Research Paper Volume 12, Issue 15 pp 15446—15461
The spleen mediates chronic sleep restriction-mediated enhancement of LPS-induced neuroinflammation, cognitive deficits, and anxiety-like behavior
- 1 Department of Critical Care Medicine, Union Hospital, Tongji Medical College, Huazhong University of Science and Technology, Wuhan 430022, China
- 2 Institute of Anesthesia and Critical Care Medicine, Union Hospital, Tongji Medical College, Huazhong University of Science and Technology, Wuhan 430022, China
Received: April 17, 2020 Accepted: June 22, 2020 Published: August 3, 2020
https://doi.org/10.18632/aging.103659How to Cite
Copyright © 2020 Xu et al. This is an open-access article distributed under the terms of the Creative Commons Attribution License (CC BY 3.0), which permits unrestricted use, distribution, and reproduction in any medium, provided the original author and source are credited.
Abstract
Chronic sleep restriction promotes neuroinflammation and cognitive deficits in neurodegenerative and neurobehavioral diseases. The spleens of mice exposed to chronic and repeated psychological stress serve as a reservoir of inflammatory myeloid cells that are released into the blood and brain following secondary acute stress. Here, we tested whether chronic and repeated short-term sleep restriction (CRSR) would exacerbate lipopolysaccharide (LPS)-induced neuroinflammation, cognitive deficits, and anxiety-like behavior in a spleen-dependent manner. LPS was administered to aged mice 14 days after exposure to CRSR consisting of three cycles of 7 days of sleep restriction with 7-day intervals in between. CRSR increased plasma proinflammatory cytokine levels, blood-brain barrier permeability, hippocampal proinflammatory cytokine levels, and transition of microglia to the M1 phenotype 24 h after LPS treatment.

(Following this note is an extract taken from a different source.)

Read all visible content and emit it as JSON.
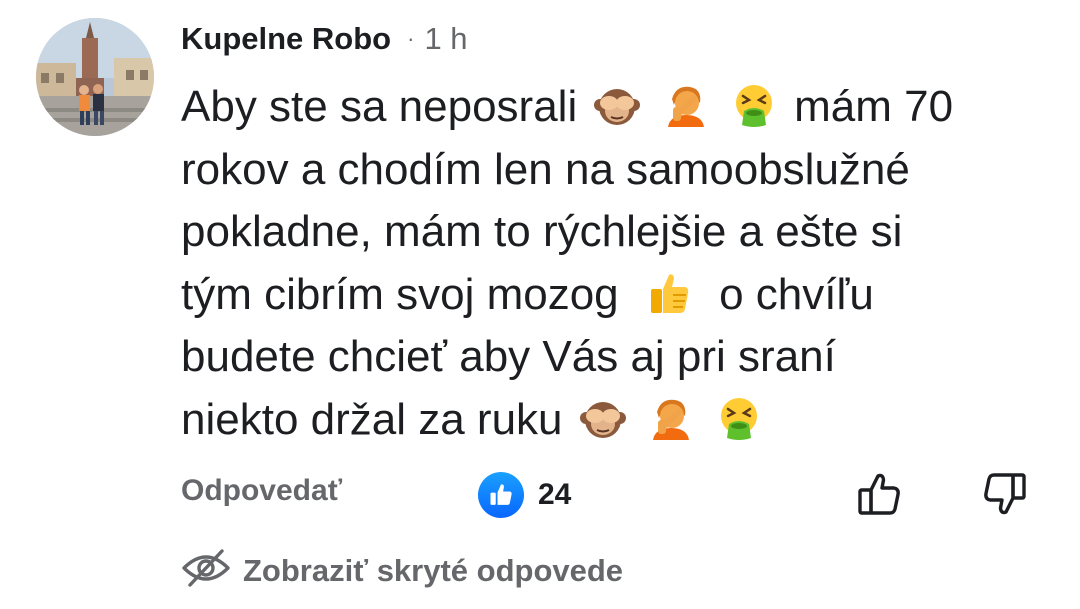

This in turn led to cognitive deficits and anxiety-like behavior. Interestingly, removal of the spleen 14 days prior to CRSR abrogated the enhancement of LPS-induced increases in systemic inflammation, neuroinflammation, cognitive deficits, and anxiety-like behavior. These data indicate that the spleen was essential for CRSR-induced exacerbation of LPS-induced brain damage.